Caffeine withdrawals, this is a real thing with significant effects – how to recognise the symptoms and what to do.
You may have heard of this and thought it was just a myth, but caffeine withdrawal is a thing, and it is real. It doesn’t need to ring as seriously as withdrawals from heavier substances such as alcohol or drugs, but caffeine itself can be compared to a drug in the sense that it stimulates the mind and body. Therefore, when we regularly take it and then stop there is an element of suffering incurred which is often not recognised for what it actually is.
Many people either don’t notice or put it down to something else but the negative symptoms are more than just a yearning for your morning cup. It doesn’t have the same effect on everyone, the level, as with anything, varies from person to person. The situation varies somewhat due to individual intake levels and personal reactions, as to how the negative side effects are felt, and some people don’t even feel it at all.
It isn’t a life-threatening scenario – caffeine isn’t going to kill you, so it isn’t something to concern yourself with in terms of fatality or devastating to your health, however it is always important to understand the effects of anything which makes an impression on us and the way we function. And, let’s be honest, many of us depend on caffeine. And with anything that we depend on, if we remove it from our routine, take it out of our lives; there will be consequences.
So the bottom line is that caffeine is a stimulant, if we remove it, we will experience some level of withdrawal, whether it is intense or barely felt. If we gradually reduce our intake then we will feel the effects less, if the cut off is sudden then of course the reaction will be more severe.
What can happen when we stop caffeine intake?
The most common symptom of caffeine withdrawal is the headache. Whether you are a serious coffee drinker or not, the one thing that is most common is due to the restriction of blood flow to the brain as the vessels constrict. Once we stop taking caffeine the blood flow increases which explains the headaches. It is not that the level of blood flow is dangerous, but more that it is an alteration in levels, and that is what causes the discomfort. For some, in rare cases, the headache may present as a migraine and the symptoms can extend as far as nausea and vomiting.
When we are used to ingesting caffeine we tend to rely on it for the ‘buzz’ or increase of energy that we experience. It becomes part of our day and something we ‘need’ to be able to function effectively. Our mind feels more alert and we are on form, as far as we can tell, in comparison to not having had a coffee. So, when we take away or reduce that level of caffeine intake the withdrawal is the opposite; we experience fatigue and drowsiness.
Our mental focus is affected by caffeine. Obviously everything depends on the strength, as well as our susceptibility and sensitivity to it, but the effect is there. It also affects energy levels. Some people, from one coffee, will feel an immediate increase in heart rate and the need to move and do. Others, not so much, but still there will be the effects in there somewhere. The reality for many is that lack of sleep delivers us with a lack of motivation and concentration and so a quick caffeine fix will sort that out in the meantime, but quality sleep will be the thing that fixes us, not the coffee.
Caffeine induces dopamine sensitivity in our brains, and so when we drop our caffeine intake we will also experience a drop in that sensitivity. This can make us feel depressed and low, or perhaps irritable; it affects our mood.

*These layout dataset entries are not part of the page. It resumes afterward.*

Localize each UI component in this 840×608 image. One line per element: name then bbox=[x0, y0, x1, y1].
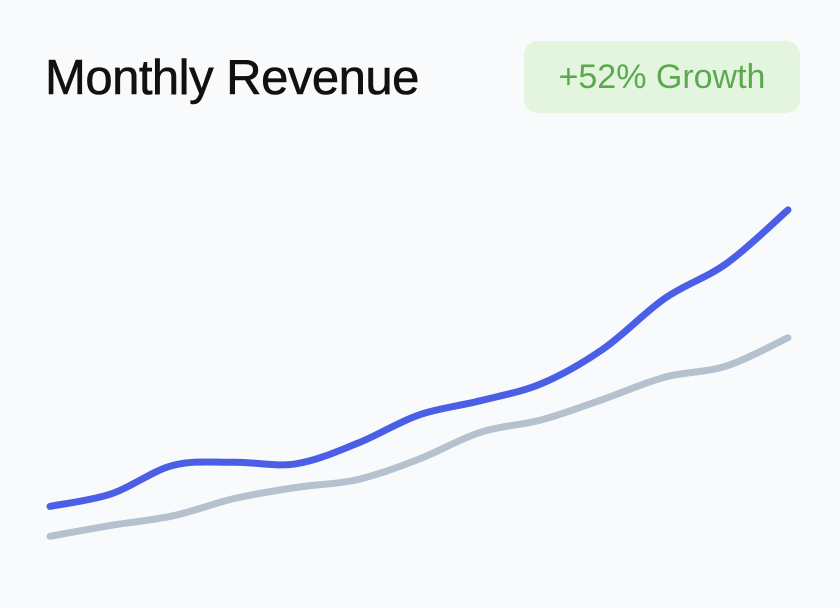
series-line-primary bbox=[46, 206, 792, 510]
series-line-secondary bbox=[46, 334, 792, 540]
chart-title: Monthly Revenue bbox=[45, 51, 420, 105]
series-layer bbox=[46, 206, 792, 540]
growth-badge: +52% Growth bbox=[524, 41, 800, 113]
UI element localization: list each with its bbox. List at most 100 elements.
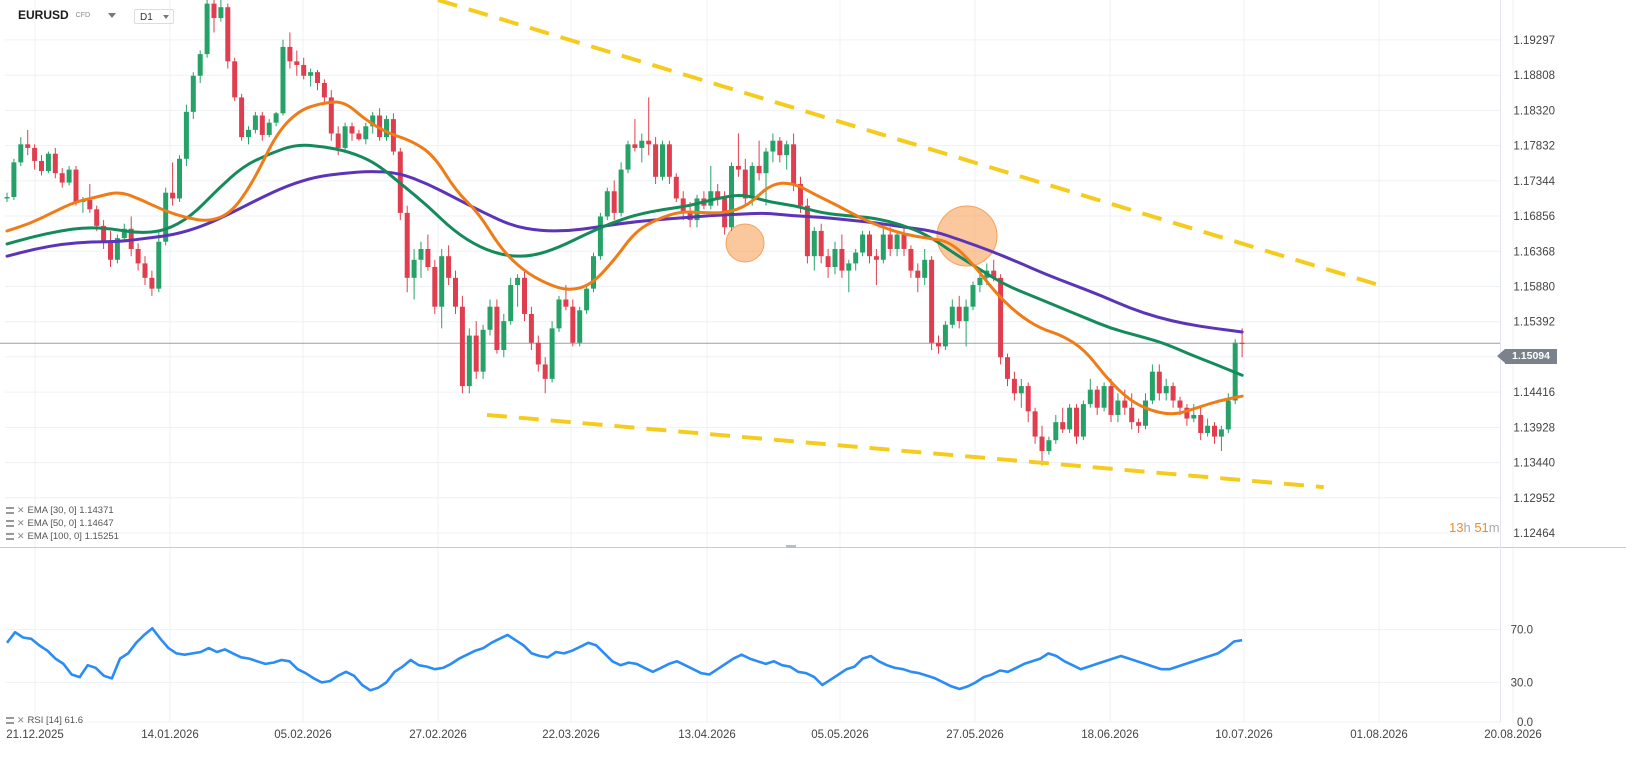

A symptom definitively associated with a migraine as well as headaches, dizziness can come with a sudden lack of caffeine, this is due to that increased blood flow to the brain that we spoke of before.
There is a well known awareness that the first visit to the bathroom in the day will be shortly preceded by an intake of caffeine. It is a stimulant, and yes, can make you need to poop. The flip side being that when you stop, you may well feel the opposite effect. Try a cup of hot water with lemon to avoid this.
Once you stop, how long do we feel the withdrawal?
According to studies, after one to two days of quitting caffeine, we will begin to experience the withdrawals, and this may last up to ten days – more for some.
What to do?
If you’re adamant that you want to quit coffee then the best way to manage the withdrawals is to gradually reduce your intake. Don’t just hang up your coffee mug and feel the pain; take your time and slow it down. If you’re a three a day type, slow it down to two, then one and eventually you’ll be good to stop. You’ll still experience some side effects, should you be prone, however they’ll be far less if the time has been taken to do it slowly.
Drink a lot more water than you usually would if you begin to reduce your caffeine intake, and substitute a coffee for a herbal tea, this will keep up the hydration as well as provide you with the ritual of the warm, soothing drink. If you really need a placebo you could convert to decaffeinated for the interim. Eventually you’ll be able to swap and replace your coffee for a lesser and then zero level caffeine intake; green tea, lemon tea, ginger tea. All of which can have positive health benefits on top of helping you to defeat your caffeine addictions.